Vendredi 12 juillet à 20h30 à Saint Martin-Vésubie – Sous chapiteau

La lecture

 « Etoile errante » de JMG Le Clézio

Pendant l’été 1943, dans un petit village de l’arrière-pays niçios transformé en ghetto par les occupants italiens, Esther découvre ce que peut signifier être juif en tant de guerre : adolescente jusqu’alors sereine, elle va connaître la peur, l’humiliation, la fuite à travers les montagnes, la mort de son père. Une fois la guerre terminée, Esther décide avec sa mère de rejoindre le jeune Etat d’Israël. Au cours du voyage, sur un bateau surpeuplé, secouée par les tempêtes, harcelée par les autorités, elle découvrira la force de la prière et de la religion.

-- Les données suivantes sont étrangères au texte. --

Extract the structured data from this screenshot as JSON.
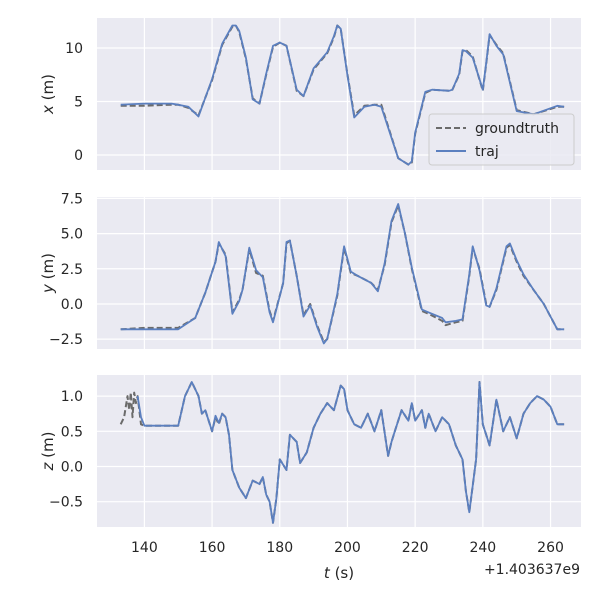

Mais la Terre promise ne lui apportera pas la paix : c’est en arrivant qu’elle fait la rencontre, fugitive et brûlante comme, un rêve de Nejma, qui quitte son pays avec les colonnes de Palestiniens en direction des camps de réfugiés.

Esther et Nejma, la Juive et la Palestinienne, ne se rencontreront plus. Elles n’auront échangé qu’un regard, et leurs noms. Mais, dans leurs exils respectifs, elles ne cesseront plus de penser l’une à l’autre. Séparées par la guerre, elles crient ensemble contre la guerre.

Charles-Berling©Ben-Dauchez&Charlette-StudioLe lecteur

Charles Berling débute au théâtre avec Le Dibbouk de S. Ansky. C’est le commencement d’une intense carrière qui l’emmènera de Harold Pinter à Molière, en passant par Botho Strauss, Jean Eustache, Céline et Koltès. Il se fait connaître du grand public par les films Nelly et Monsieur Arnaud de Claude Sautet et surtout, en 1996, Ridicule de Patrice Leconte.

Depuis, la carrière de Charles Berling n’a cessé de se diversifier, alternant comédies et drames, théâtre et cinéma, petits et grands projets, il est devenu l’acteur de tous les registres. On l’a vu récemment dans Le Prénom de A. de La Patellière et de M. Delaporte, et face à son fils Emile dans Comme un homme de Safy Nebbou.

Véritable touche à tout, il passe à la réalisation avec un court-métrage en 1998, La Cloche, et un documentaire, Sur les traces de Gustave Eiffel en 2009. Il prépare son premier long-métrage qui sera adapté du récit qu’il a publié en 2011, Aujourd’hui maman est morte.

Depuis 2010, il est avec son frère Philippe Berling à la tête du Théâtre Liberté de Toulon. Après avoir dirigé Pascal Elbé dans Pour Ceux Qui Restent et Caligula dont il interprète le rôle titre, il écrit, interprète et met en scène Gould et Menuhin en 2012. Finalement, il renoue avec un amour de jeunesse, la chanson, et écrit les textes qu’il interprète dans son premier album Jeune Chanteur sorti en 2012.